Clinical psychologist, Joy DeGruy, Ph.D., explores the epigenetic impact of racism through generations in her book, Post Traumatic Slave Syndrome: America’s Legacy of Enduring Injury and Healing. “Post Traumatic Slave Syndrome is a condition that exists as a consequence of multigenerational oppression of Africans and their descendants resulting from centuries of chattel slavery,” explains DeGruy. “It’s a form of slavery which was predicated on the belief that African Americans were inherently/genetically inferior to Whites. This was then followed by institutionalized racism which continues to perpetuate injury.” DeGruy further explains, “The stress of being Black is habitualized. It’s socialized. It becomes part of your being.” With a nod to narrative therapy, DeGruy recommends listening to those impacted directly by the trauma of racism. “One of the ways to begin to address multi-generational trauma is to work with the people it directly impacts and to hear from them.” In taking these steps toward healing, Dr.

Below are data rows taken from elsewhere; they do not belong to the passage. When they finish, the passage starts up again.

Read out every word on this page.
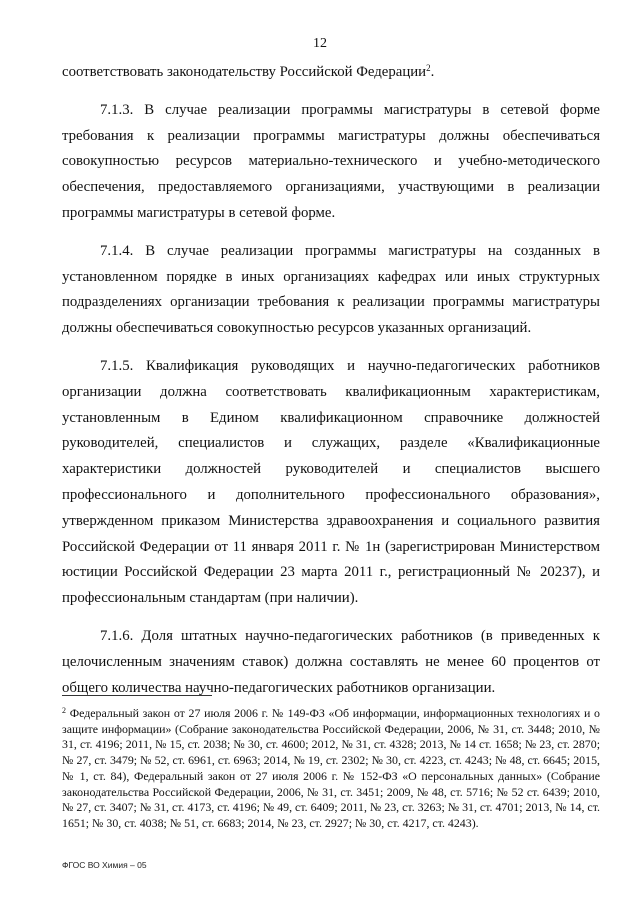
12

соответствовать законодательству Российской Федерации$^2$.

7.1.3. В случае реализации программы магистратуры в сетевой форме требования к реализации программы магистратуры должны обеспечиваться совокупностью ресурсов материально-технического и учебно-методического обеспечения, предоставляемого организациями, участвующими в реализации программы магистратуры в сетевой форме.

7.1.4. В случае реализации программы магистратуры на созданных в установленном порядке в иных организациях кафедрах или иных структурных подразделениях организации требования к реализации программы магистратуры должны обеспечиваться совокупностью ресурсов указанных организаций.

7.1.5. Квалификация руководящих и научно-педагогических работников организации должна соответствовать квалификационным характеристикам, установленным в Едином квалификационном справочнике должностей руководителей, специалистов и служащих, разделе «Квалификационные характеристики должностей руководителей и специалистов высшего профессионального и дополнительного профессионального образования», утвержденном приказом Министерства здравоохранения и социального развития Российской Федерации от 11 января 2011 г. № 1н (зарегистрирован Министерством юстиции Российской Федерации 23 марта 2011 г., регистрационный № 20237), и профессиональным стандартам (при наличии).

7.1.6. Доля штатных научно-педагогических работников (в приведенных к целочисленным значениям ставок) должна составлять не менее 60 процентов от общего количества научно-педагогических работников организации.

$^2$ Федеральный закон от 27 июля 2006 г. № 149-ФЗ «Об информации, информационных технологиях и о защите информации» (Собрание законодательства Российской Федерации, 2006, № 31, ст. 3448; 2010, № 31, ст. 4196; 2011, № 15, ст. 2038; № 30, ст. 4600; 2012, № 31, ст. 4328; 2013, № 14 ст. 1658; № 23, ст. 2870; № 27, ст. 3479; № 52, ст. 6961, ст. 6963; 2014, № 19, ст. 2302; № 30, ст. 4223, ст. 4243; № 48, ст. 6645; 2015, № 1, ст. 84), Федеральный закон от 27 июля 2006 г. № 152-ФЗ «О персональных данных» (Собрание законодательства Российской Федерации, 2006, № 31, ст. 3451; 2009, № 48, ст. 5716; № 52 ст. 6439; 2010, № 27, ст. 3407; № 31, ст. 4173, ст. 4196; № 49, ст. 6409; 2011, № 23, ст. 3263; № 31, ст. 4701; 2013, № 14, ст. 1651; № 30, ст. 4038; № 51, ст. 6683; 2014, № 23, ст. 2927; № 30, ст. 4217, ст. 4243).
ФГОС ВО Химия – 05
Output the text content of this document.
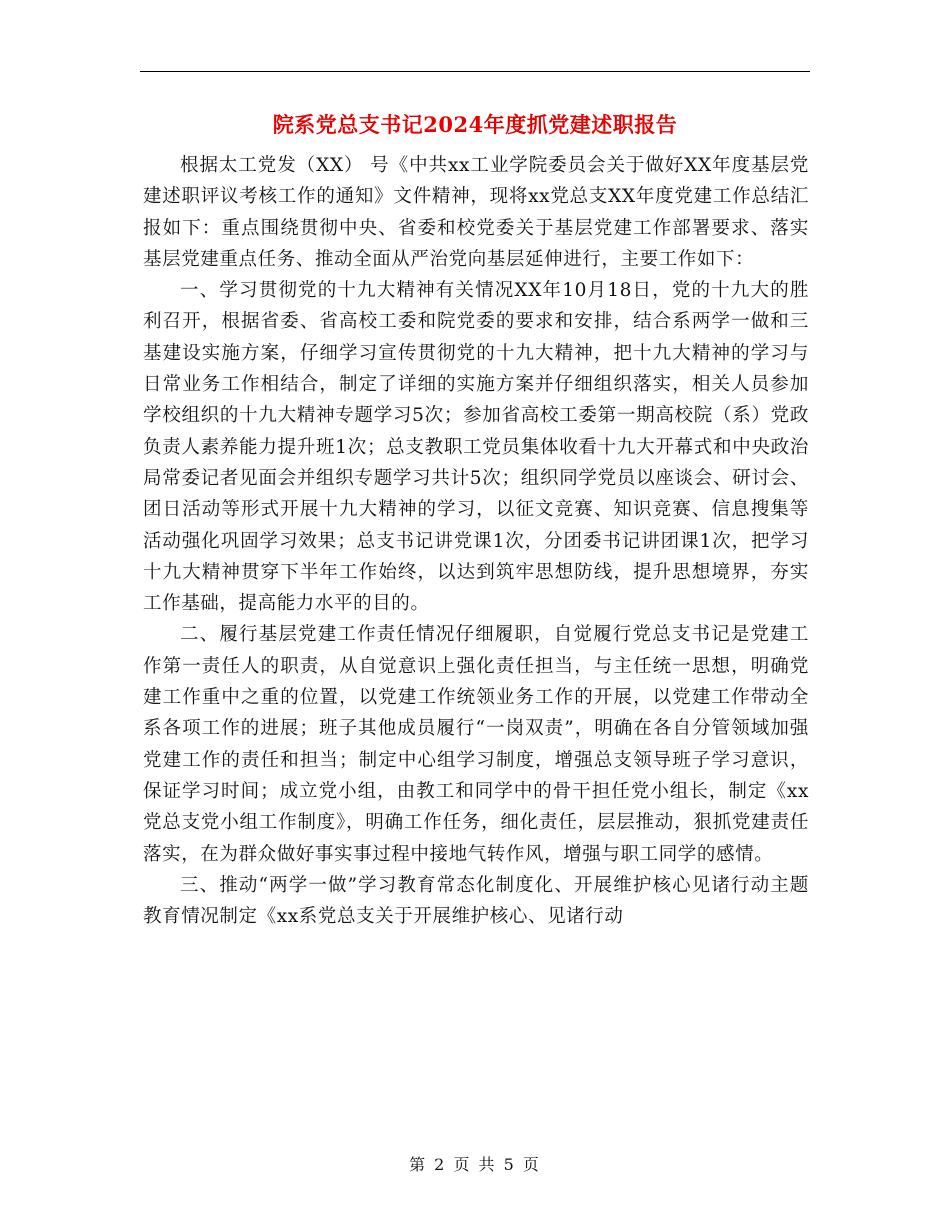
院系党总支书记2024年度抓党建述职报告

根据太工党发（XX） 号《中共xx工业学院委员会关于做好XX年度基层党建述职评议考核工作的通知》文件精神，现将xx党总支XX年度党建工作总结汇报如下：重点围绕贯彻中央、省委和校党委关于基层党建工作部署要求、落实基层党建重点任务、推动全面从严治党向基层延伸进行，主要工作如下：

一、学习贯彻党的十九大精神有关情况XX年10月18日，党的十九大的胜利召开，根据省委、省高校工委和院党委的要求和安排，结合系两学一做和三基建设实施方案，仔细学习宣传贯彻党的十九大精神，把十九大精神的学习与日常业务工作相结合，制定了详细的实施方案并仔细组织落实，相关人员参加学校组织的十九大精神专题学习5次；参加省高校工委第一期高校院（系）党政负责人素养能力提升班1次；总支教职工党员集体收看十九大开幕式和中央政治局常委记者见面会并组织专题学习共计5次；组织同学党员以座谈会、研讨会、团日活动等形式开展十九大精神的学习，以征文竞赛、知识竞赛、信息搜集等活动强化巩固学习效果；总支书记讲党课1次，分团委书记讲团课1次，把学习十九大精神贯穿下半年工作始终，以达到筑牢思想防线，提升思想境界，夯实工作基础，提高能力水平的目的。

二、履行基层党建工作责任情况仔细履职，自觉履行党总支书记是党建工作第一责任人的职责，从自觉意识上强化责任担当，与主任统一思想，明确党建工作重中之重的位置，以党建工作统领业务工作的开展，以党建工作带动全系各项工作的进展；班子其他成员履行“一岗双责”，明确在各自分管领域加强党建工作的责任和担当；制定中心组学习制度，增强总支领导班子学习意识，保证学习时间；成立党小组，由教工和同学中的骨干担任党小组长，制定《xx党总支党小组工作制度》，明确工作任务，细化责任，层层推动，狠抓党建责任落实，在为群众做好事实事过程中接地气转作风，增强与职工同学的感情。

三、推动“两学一做”学习教育常态化制度化、开展维护核心见诸行动主题教育情况制定《xx系党总支关于开展维护核心、见诸行动

第 2 页 共 5 页
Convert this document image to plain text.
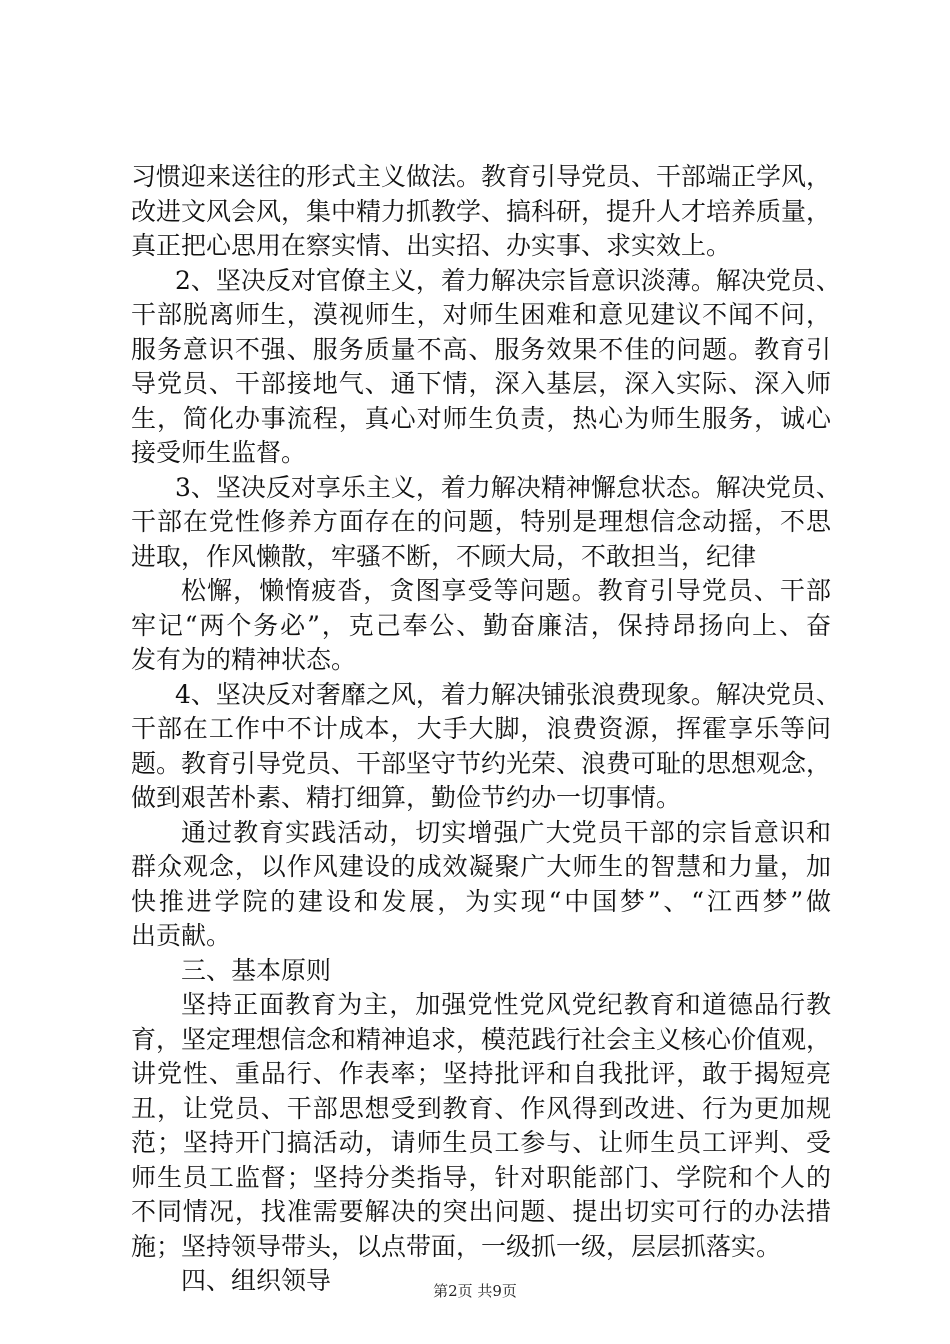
习惯迎来送往的形式主义做法。教育引导党员、干部端正学风，
改进文风会风，集中精力抓教学、搞科研，提升人才培养质量，
真正把心思用在察实情、出实招、办实事、求实效上。
2、坚决反对官僚主义，着力解决宗旨意识淡薄。解决党员、
干部脱离师生，漠视师生，对师生困难和意见建议不闻不问，
服务意识不强、服务质量不高、服务效果不佳的问题。教育引
导党员、干部接地气、通下情，深入基层，深入实际、深入师
生，简化办事流程，真心对师生负责，热心为师生服务，诚心
接受师生监督。
3、坚决反对享乐主义，着力解决精神懈怠状态。解决党员、
干部在党性修养方面存在的问题，特别是理想信念动摇，不思
进取，作风懒散，牢骚不断，不顾大局，不敢担当，纪律
松懈，懒惰疲沓，贪图享受等问题。教育引导党员、干部
牢记“两个务必”，克己奉公、勤奋廉洁，保持昂扬向上、奋
发有为的精神状态。
4、坚决反对奢靡之风，着力解决铺张浪费现象。解决党员、
干部在工作中不计成本，大手大脚，浪费资源，挥霍享乐等问
题。教育引导党员、干部坚守节约光荣、浪费可耻的思想观念，
做到艰苦朴素、精打细算，勤俭节约办一切事情。
通过教育实践活动，切实增强广大党员干部的宗旨意识和
群众观念，以作风建设的成效凝聚广大师生的智慧和力量，加
快推进学院的建设和发展，为实现“中国梦”、“江西梦”做
出贡献。
三、基本原则
坚持正面教育为主，加强党性党风党纪教育和道德品行教
育，坚定理想信念和精神追求，模范践行社会主义核心价值观，
讲党性、重品行、作表率；坚持批评和自我批评，敢于揭短亮
丑，让党员、干部思想受到教育、作风得到改进、行为更加规
范；坚持开门搞活动，请师生员工参与、让师生员工评判、受
师生员工监督；坚持分类指导，针对职能部门、学院和个人的
不同情况，找准需要解决的突出问题、提出切实可行的办法措
施；坚持领导带头，以点带面，一级抓一级，层层抓落实。
四、组织领导	第2页 共9页
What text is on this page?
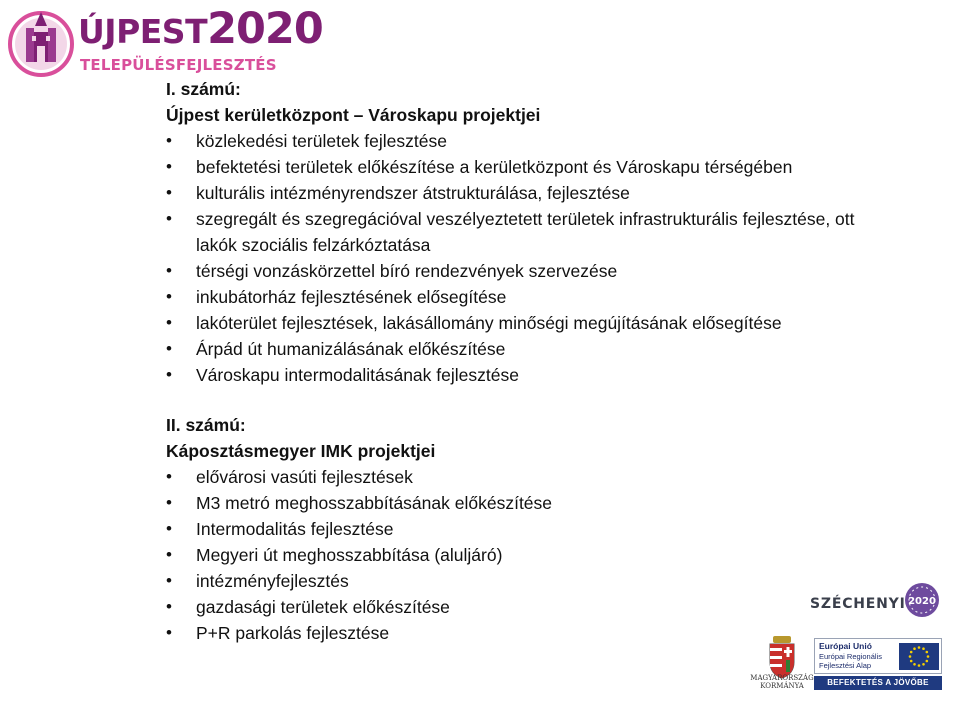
ÚJPEST2020
TELEPÜLÉSFEJLESZTÉS
I. számú:
Újpest kerületközpont – Városkapu projektjei
• közlekedési területek fejlesztése
• befektetési területek előkészítése a kerületközpont és Városkapu térségében
• kulturális intézményrendszer átstrukturálása, fejlesztése
• szegregált és szegregációval veszélyeztetett területek infrastrukturális fejlesztése, ott lakók szociális felzárkóztatása
• térségi vonzáskörzettel bíró rendezvények szervezése
• inkubátorház fejlesztésének elősegítése
• lakóterület fejlesztések, lakásállomány minőségi megújításának elősegítése
• Árpád út humanizálásának előkészítése
• Városkapu intermodalitásának fejlesztése
II. számú:
Káposztásmegyer IMK projektjei
• elővárosi vasúti fejlesztések
• M3 metró meghosszabbításának előkészítése
• Intermodalitás fejlesztése
• Megyeri út meghosszabbítása (aluljáró)
• intézményfejlesztés
• gazdasági területek előkészítése
• P+R parkolás fejlesztése
SZÉCHENYI 2020
MAGYARORSZÁG
KORMÁNYA
Európai Unió
Európai Regionális
Fejlesztési Alap
BEFEKTETÉS A JÖVŐBE
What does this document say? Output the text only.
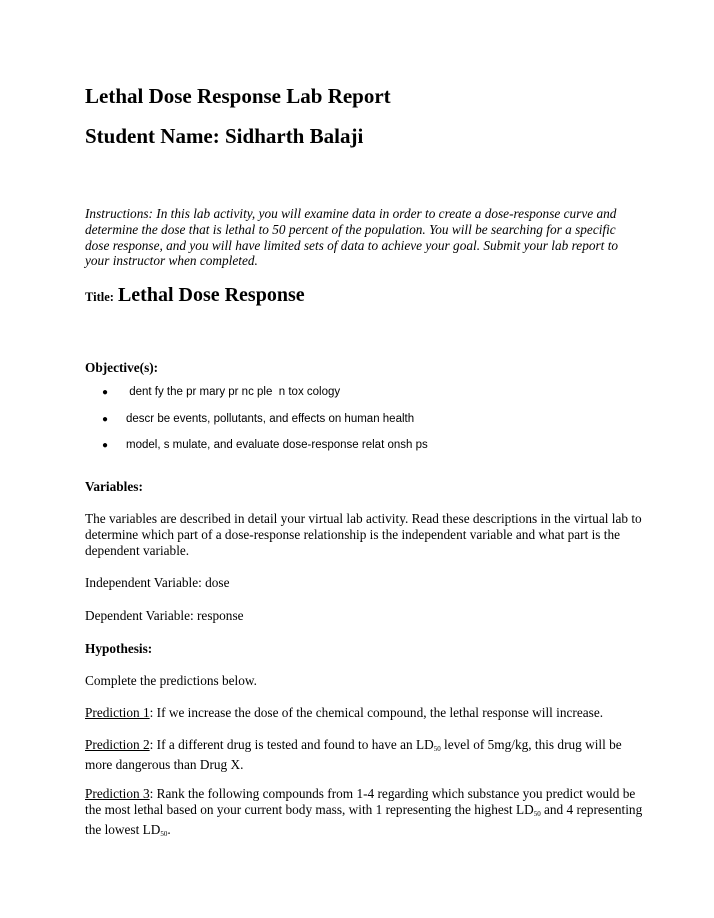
Lethal Dose Response Lab Report
Student Name: Sidharth Balaji

Instructions: In this lab activity, you will examine data in order to create a dose-response curve and determine the dose that is lethal to 50 percent of the population. You will be searching for a specific dose response, and you will have limited sets of data to achieve your goal. Submit your lab report to your instructor when completed.

Title: Lethal Dose Response

Objective(s):

●	dent fy the pr mary pr nc ple  n tox cology
●	descr be events, pollutants, and effects on human health
●	model, s mulate, and evaluate dose-response relat onsh ps

Variables:

The variables are described in detail your virtual lab activity. Read these descriptions in the virtual lab to determine which part of a dose-response relationship is the independent variable and what part is the dependent variable.

Independent Variable: dose

Dependent Variable: response

Hypothesis:

Complete the predictions below.

Prediction 1: If we increase the dose of the chemical compound, the lethal response will increase.

Prediction 2: If a different drug is tested and found to have an $LD_{50}$ level of 5mg/kg, this drug will be more dangerous than Drug X.

Prediction 3: Rank the following compounds from 1-4 regarding which substance you predict would be the most lethal based on your current body mass, with 1 representing the highest $LD_{50}$ and 4 representing the lowest $LD_{50}$.
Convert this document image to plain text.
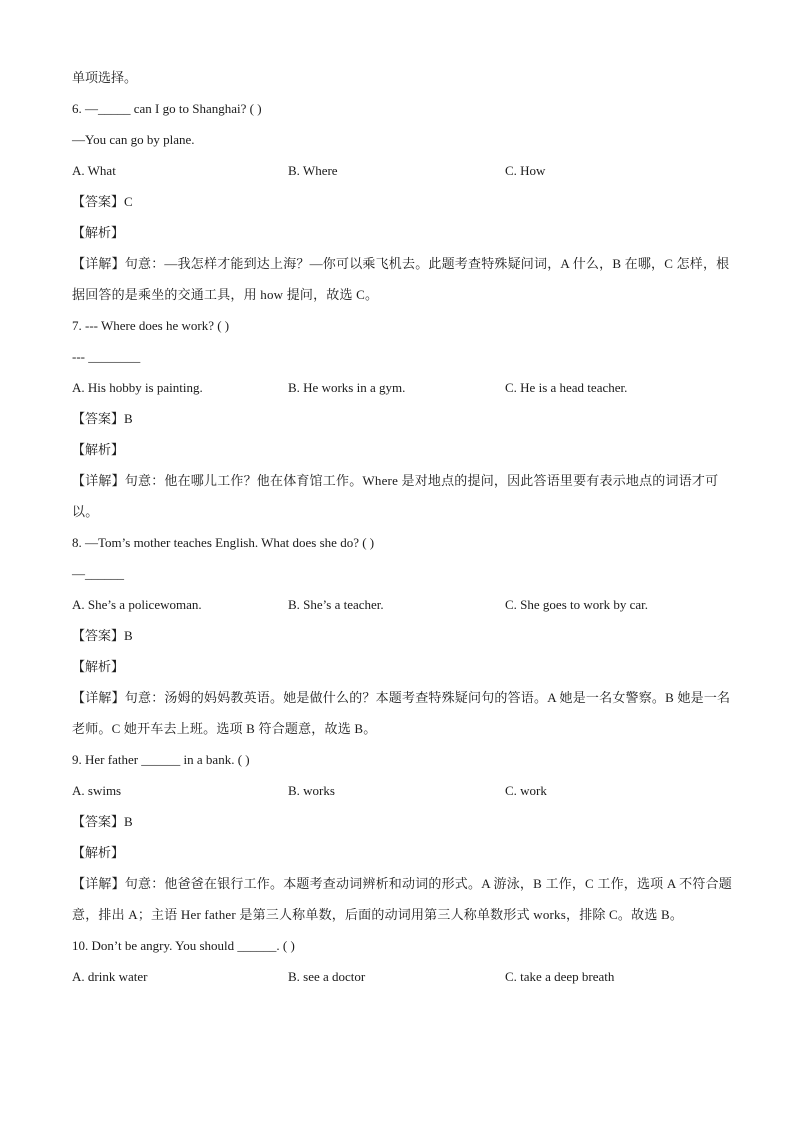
单项选择。
6. —_____ can I go to Shanghai? ( )
—You can go by plane.
A. What	B. Where	C. How
【答案】C
【解析】
【详解】句意：—我怎样才能到达上海？—你可以乘飞机去。此题考查特殊疑问词，A 什么，B 在哪，C 怎样，根据回答的是乘坐的交通工具，用 how 提问，故选 C。
7. --- Where does he work? ( )
--- ________
A. His hobby is painting.	B. He works in a gym.	C. He is a head teacher.
【答案】B
【解析】
【详解】句意：他在哪儿工作？他在体育馆工作。Where 是对地点的提问，因此答语里要有表示地点的词语才可以。
8. —Tom’s mother teaches English. What does she do? ( )
—______
A. She’s a policewoman.	B. She’s a teacher.	C. She goes to work by car.
【答案】B
【解析】
【详解】句意：汤姆的妈妈教英语。她是做什么的？本题考查特殊疑问句的答语。A 她是一名女警察。B 她是一名老师。C 她开车去上班。选项 B 符合题意，故选 B。
9. Her father ______ in a bank. ( )
A. swims	B. works	C. work
【答案】B
【解析】
【详解】句意：他爸爸在银行工作。本题考查动词辨析和动词的形式。A 游泳，B 工作，C 工作，选项 A 不符合题意，排出 A；主语 Her father 是第三人称单数，后面的动词用第三人称单数形式 works，排除 C。故选 B。
10. Don’t be angry. You should ______. ( )
A. drink water	B. see a doctor	C. take a deep breath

DeGruy echoes the need for working as a collective and reminds us that this trauma stems from generations of oppression. In an interview on Al Jazeera’s news, DeGruy illustrates, “This is not purely a clinical thing. We have to work with some of those clinical things—some of those issues of panic and anxiety—and we also have to deal with the fact that you have a system that is set up to oppress you and continue to injure you.” DeGruy instructs, “This requires social justice and change. That’s where part of the healing is. It’s in fairness and justice and safety and equity.”
In looking at the equity of treatment within the mental health field, psychologist Robert T. Carter, Ph.D., offers his article, Racism and Psychological and Emotional Injury: Recognizing and Assessing Race-Based Traumatic Stress. “Reliance on the universal, color-blind, or multicultural principles and standards typically used to account for differences in the experiences, perceptions, behaviors, and attitudes of members of various racial–cultural groups will not help mental health professionals understand or assess race-based stress or trauma,” says Carter. “To ignore race and racism in counseling and mental health practice means that mental health professionals fail to capture all of the complex and dynamic aspects of racism and its effects in the form of race-based stress.”
At PCH, we realize it is important to recognize and acknowledge racial trauma. We choose to look at race-based stress through the lens of trauma because we treat trauma not as something that is “wrong” with someone but as something that has happened to someone. We recognize that everyone has their own individual experience, and we continue to focus our time and care into understanding the needs of every one of our clients including those that have experienced trauma from systemic hate and oppression.